Man vs self and also man vs society. #cantletthemwinthough.

Man vs self and also man vs society. #cantletthemwinthough.
My parents keep calling me and suggesting that I come home next quarter.
I failed big time last year despite a 4.10 GPA in high school. I had to fully take a quarter off after the registrar fucked me over. I got doubly fucked over because of my low GPA automatically making a quarter off into a withdrawal. The fails were mostly poor time management combined with untreated adhd.
2 quarters later, I am being haunted by my failures. I used to base my entire self-worth on academic, now I'm beginning to place it on attractiveness and sexual success even though I'm fugly with no game.
On top of that, I am living in one of the worst rental markets in the U.S. My parents don't pay my rent, so I need to work, which takes from my studies.
I feel like if I go back home, I lose forever. Like it's one of those choices that forks you into a new path in life. Especially with the economy the way it is. I think I'll hypothetically end up living with my parents, never amounting to much, and eventually I'll probably delete myself.

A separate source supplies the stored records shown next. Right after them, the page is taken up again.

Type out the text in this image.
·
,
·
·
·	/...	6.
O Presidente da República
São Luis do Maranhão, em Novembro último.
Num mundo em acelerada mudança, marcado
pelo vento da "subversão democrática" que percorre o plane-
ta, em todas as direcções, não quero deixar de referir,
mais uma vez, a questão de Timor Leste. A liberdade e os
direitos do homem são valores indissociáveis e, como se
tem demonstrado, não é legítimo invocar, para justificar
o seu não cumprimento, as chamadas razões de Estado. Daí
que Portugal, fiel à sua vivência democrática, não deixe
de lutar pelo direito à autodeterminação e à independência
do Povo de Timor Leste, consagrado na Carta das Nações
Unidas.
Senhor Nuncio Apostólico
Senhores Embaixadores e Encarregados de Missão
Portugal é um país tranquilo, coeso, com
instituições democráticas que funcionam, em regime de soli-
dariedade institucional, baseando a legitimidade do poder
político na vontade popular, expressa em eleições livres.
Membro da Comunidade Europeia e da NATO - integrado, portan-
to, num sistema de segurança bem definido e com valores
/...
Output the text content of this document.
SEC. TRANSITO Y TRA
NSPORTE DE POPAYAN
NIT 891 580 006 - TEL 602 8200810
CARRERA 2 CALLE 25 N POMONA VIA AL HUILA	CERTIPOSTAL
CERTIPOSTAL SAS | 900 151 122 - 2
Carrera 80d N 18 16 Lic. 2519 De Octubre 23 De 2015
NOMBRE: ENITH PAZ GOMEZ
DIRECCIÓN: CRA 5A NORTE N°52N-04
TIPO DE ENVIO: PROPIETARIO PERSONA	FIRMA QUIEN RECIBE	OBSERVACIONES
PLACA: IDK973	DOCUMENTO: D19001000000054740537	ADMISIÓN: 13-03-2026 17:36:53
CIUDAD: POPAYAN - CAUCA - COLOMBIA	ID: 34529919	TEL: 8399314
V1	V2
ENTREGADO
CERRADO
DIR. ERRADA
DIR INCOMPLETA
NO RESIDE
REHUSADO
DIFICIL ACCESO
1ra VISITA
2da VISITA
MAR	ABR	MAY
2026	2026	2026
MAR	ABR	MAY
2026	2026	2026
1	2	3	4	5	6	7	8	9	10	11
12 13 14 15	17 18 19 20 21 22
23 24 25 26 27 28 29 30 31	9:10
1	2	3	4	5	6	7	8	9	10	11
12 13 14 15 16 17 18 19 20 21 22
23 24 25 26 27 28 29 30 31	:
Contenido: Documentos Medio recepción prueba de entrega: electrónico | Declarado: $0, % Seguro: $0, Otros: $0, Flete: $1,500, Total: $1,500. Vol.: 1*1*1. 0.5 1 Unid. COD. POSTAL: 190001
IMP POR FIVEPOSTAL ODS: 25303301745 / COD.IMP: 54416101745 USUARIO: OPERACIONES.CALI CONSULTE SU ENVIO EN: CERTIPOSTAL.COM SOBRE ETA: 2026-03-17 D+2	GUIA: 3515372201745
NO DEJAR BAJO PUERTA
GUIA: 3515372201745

I know a lot of younger adults feel behind, but I used to be SO ahead, and I don't think most of them resort to the conclusions that I do.
Older people tell me that failiure is a part of college and that I'm so young and still have choice, but the university system I'm in does not believe the same. If I want to return to college with my current GPA, they probably won't let me regardless of whether I went to community college in the gap.